We provide a R script to generate a methylation frequency file in the same format used in other methods. Run Rscript script/run_deepmod.R deepmod_output_4_plus_strand.bed deepmod_output_4_minus_strand.bed output_file.tsv
# Set the working directory where you install METEORE
Rscript script/run_deepmod.R deepmod_results/example_deepmod/mod_pos.NC_000913.3+.C.bed deepmod_results/example_deepmod/mod_pos.NC_000913.3-.C.bed example_deepmod-freq-perCG.tsv
The example_deepmod-freq-perCG.tsv
output file contains the per-site data including the genomic position of the CpG site, methylation frequency and coverage. The methylation calls from both strands are merged into a single strand.
Note that DeepMod does not produce per-read predictions, so we could not produce an output file in the same format as those described above (.tsv) to be later combined to build a consensus.
We have trained Random Forest models that combine the outputs from two of the methods above to produce consensus predictions with improved accuracy. We also provide the scripts to train new models with two or more methods.
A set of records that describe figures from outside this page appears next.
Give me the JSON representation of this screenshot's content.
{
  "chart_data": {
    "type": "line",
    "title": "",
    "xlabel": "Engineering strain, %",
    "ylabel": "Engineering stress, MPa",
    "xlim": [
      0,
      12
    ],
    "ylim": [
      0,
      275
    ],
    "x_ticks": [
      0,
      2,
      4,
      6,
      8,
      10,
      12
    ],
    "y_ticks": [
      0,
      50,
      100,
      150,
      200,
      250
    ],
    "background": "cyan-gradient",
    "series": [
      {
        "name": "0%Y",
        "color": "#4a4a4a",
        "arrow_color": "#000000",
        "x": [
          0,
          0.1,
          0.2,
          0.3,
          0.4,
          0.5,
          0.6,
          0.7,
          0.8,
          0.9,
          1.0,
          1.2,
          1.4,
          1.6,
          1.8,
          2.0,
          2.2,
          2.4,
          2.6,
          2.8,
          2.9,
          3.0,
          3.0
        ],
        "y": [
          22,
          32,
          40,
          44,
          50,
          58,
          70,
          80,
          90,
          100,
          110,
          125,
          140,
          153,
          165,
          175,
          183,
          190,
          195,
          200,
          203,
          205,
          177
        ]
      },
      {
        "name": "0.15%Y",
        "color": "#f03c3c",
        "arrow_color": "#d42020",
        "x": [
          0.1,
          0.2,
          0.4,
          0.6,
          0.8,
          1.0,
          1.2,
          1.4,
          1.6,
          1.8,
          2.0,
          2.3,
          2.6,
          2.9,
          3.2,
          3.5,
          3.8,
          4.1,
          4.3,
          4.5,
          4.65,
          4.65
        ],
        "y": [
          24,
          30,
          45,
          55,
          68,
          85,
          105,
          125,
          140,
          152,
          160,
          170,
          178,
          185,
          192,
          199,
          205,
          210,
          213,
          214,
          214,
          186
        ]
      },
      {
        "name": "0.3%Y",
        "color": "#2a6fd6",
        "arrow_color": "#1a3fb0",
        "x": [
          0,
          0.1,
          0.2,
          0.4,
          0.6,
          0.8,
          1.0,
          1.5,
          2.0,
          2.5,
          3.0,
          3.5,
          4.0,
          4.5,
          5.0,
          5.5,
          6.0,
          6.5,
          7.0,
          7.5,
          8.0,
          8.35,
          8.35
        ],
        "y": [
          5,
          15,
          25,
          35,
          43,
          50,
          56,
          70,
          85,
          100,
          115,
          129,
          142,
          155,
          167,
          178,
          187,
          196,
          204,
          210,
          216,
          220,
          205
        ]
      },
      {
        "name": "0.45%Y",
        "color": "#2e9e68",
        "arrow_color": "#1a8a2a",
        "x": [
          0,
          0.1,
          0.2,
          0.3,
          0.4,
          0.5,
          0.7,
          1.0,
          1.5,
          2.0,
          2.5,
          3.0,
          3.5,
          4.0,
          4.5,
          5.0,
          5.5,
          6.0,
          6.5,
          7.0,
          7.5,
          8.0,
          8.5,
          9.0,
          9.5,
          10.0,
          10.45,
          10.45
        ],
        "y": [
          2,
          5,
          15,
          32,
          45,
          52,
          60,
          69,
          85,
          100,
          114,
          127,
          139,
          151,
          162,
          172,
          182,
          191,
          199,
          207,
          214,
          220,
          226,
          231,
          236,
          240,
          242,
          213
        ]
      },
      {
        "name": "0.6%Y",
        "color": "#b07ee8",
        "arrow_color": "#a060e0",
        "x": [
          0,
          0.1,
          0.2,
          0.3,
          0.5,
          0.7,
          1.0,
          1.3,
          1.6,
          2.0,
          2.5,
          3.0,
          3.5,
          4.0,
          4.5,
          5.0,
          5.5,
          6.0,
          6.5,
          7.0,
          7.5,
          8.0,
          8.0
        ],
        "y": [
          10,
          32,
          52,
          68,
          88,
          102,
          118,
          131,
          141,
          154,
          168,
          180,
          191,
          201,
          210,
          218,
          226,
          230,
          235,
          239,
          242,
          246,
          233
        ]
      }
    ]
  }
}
First, please make sure you install the required libraries in the conda env
pip install -r requirements.txt
To make the predictions using the combination model (eg. deepSignal and nanopolish), you can generate the per-read prediction input
file example_deepsignal-perRead-score.tsv
and example_nanopolish-perRead-score.tsv
as described before in our snakemake pipelines.
The input (.tsv) file from each method must be formatted as below:
ID Pos Strand Score
2f43696e-70f0-42dd-b23e-d9e0ea954d4f 2687804 - 29.64
7ee0a989-c750-4dde-9114-354b97996dae 3104781 - -4.47
dc9dcb55-703c-4251-a916-4214abd67991 1173719 + 5.34
2bea7f2a-f76c-491a-b5ee-b22c6f4a8539 1864274 - 5.33
where the score is the significance score given by each method. Nanopolish and Guppy provide a log-likelihood ratio value per site and per read. Similarly, Tombo produces a significance value per site and per read. On the other hand, for DeepSignal we give the log-ratio of the probabilities for a site to be methylated over the probablity of being unmethylated for each read. Similarly, for Megalodon we used the difference of the log-probabilities to obtain a log-ratio.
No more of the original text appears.